Donnerstag, 12. September 2019

Michael Oehme über Antisemitismus in Deutschland

Der Antisemitismusbeauftragte der Bundesregierung will Angriffe auf jüdische Mitbürger härter bestrafen


In dieser Woche beschäftigt sich Kommunikationsexperte Michael Oehme mit dem aufkommenden Antisemitismus in Deutschland. „Vergangene Woche betonte der Antisemitismusbeauftragte der Bundesregierung, Felix Klein, er wolle ein "politisches Zeichen" gegen Straftaten setzen, die sich gegen Juden richten. In Zukunft müssen diese Art von antisemitischen Straftaten genauer verfolgt werden“, erklärt Oehme. 

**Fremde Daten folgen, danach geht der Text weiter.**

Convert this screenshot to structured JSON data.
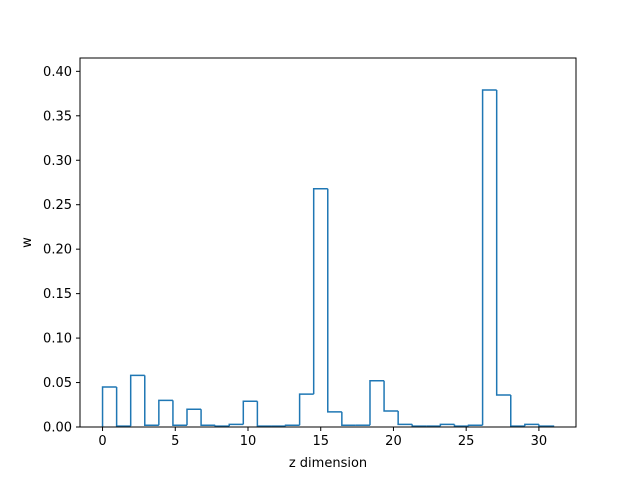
{
  "chart_data": {
    "type": "bar",
    "style": "step",
    "title": "",
    "xlabel": "z dimension",
    "ylabel": "w",
    "xlim": [
      -1.55,
      32.55
    ],
    "ylim": [
      0,
      0.415
    ],
    "xticks": [
      0,
      5,
      10,
      15,
      20,
      25,
      30
    ],
    "yticks": [
      0.0,
      0.05,
      0.1,
      0.15,
      0.2,
      0.25,
      0.3,
      0.35,
      0.4
    ],
    "bin_edges": [
      0,
      0.968,
      1.935,
      2.903,
      3.871,
      4.839,
      5.806,
      6.774,
      7.742,
      8.71,
      9.677,
      10.645,
      11.613,
      12.581,
      13.548,
      14.516,
      15.484,
      16.452,
      17.419,
      18.387,
      19.355,
      20.323,
      21.29,
      22.258,
      23.226,
      24.194,
      25.161,
      26.129,
      27.097,
      28.065,
      29.032,
      30.0,
      31.0
    ],
    "values": [
      0.045,
      0.001,
      0.058,
      0.002,
      0.03,
      0.002,
      0.02,
      0.002,
      0.001,
      0.003,
      0.029,
      0.001,
      0.001,
      0.002,
      0.037,
      0.268,
      0.017,
      0.002,
      0.002,
      0.052,
      0.018,
      0.003,
      0.001,
      0.001,
      0.003,
      0.001,
      0.002,
      0.379,
      0.036,
      0.001,
      0.003,
      0.001
    ],
    "grid": false,
    "legend": "none",
    "colors": {
      "series": "#1f77b4",
      "axes": "#000000",
      "background": "#ffffff"
    }
  }
}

„Klein musste gezwungenermaßen auf das Thema Antisemitismus in Deutschland reagieren, da es erst kürzlich zu einer antisemitischen Attacke in Berlin kam. Lange Zeit schon hatte der Verband der deutschen Juden für eine bessere Aufklärung der Fälle plädiert und auf die Problematik aufmerksam gemacht“, so Michael Oehme weiter. Anfang letzter Woche wurde im Berliner Stadtteil Friedrichshain ein 21-jähriger Mann geschlagen, weil er sich mit seinen Freunden nach einem Diskothekenbesuch auf Hebräisch unterhalten hatte. Der Täter ist auf der Flucht, wird aber vom polizeistaatlichen Schutz gesucht. 

„Nach den damaligen NSU-Morden, welche leider auch mit viel staatlichem und behördlichem Versagen einher ging, wurde sogar ein extra Paragraf in das Strafgesetzbuch aufgenommen, laut dem rassistisch und fremdenfeindlich motivierte Taten besonders schwer bestraft werden“, erklärt Oehme.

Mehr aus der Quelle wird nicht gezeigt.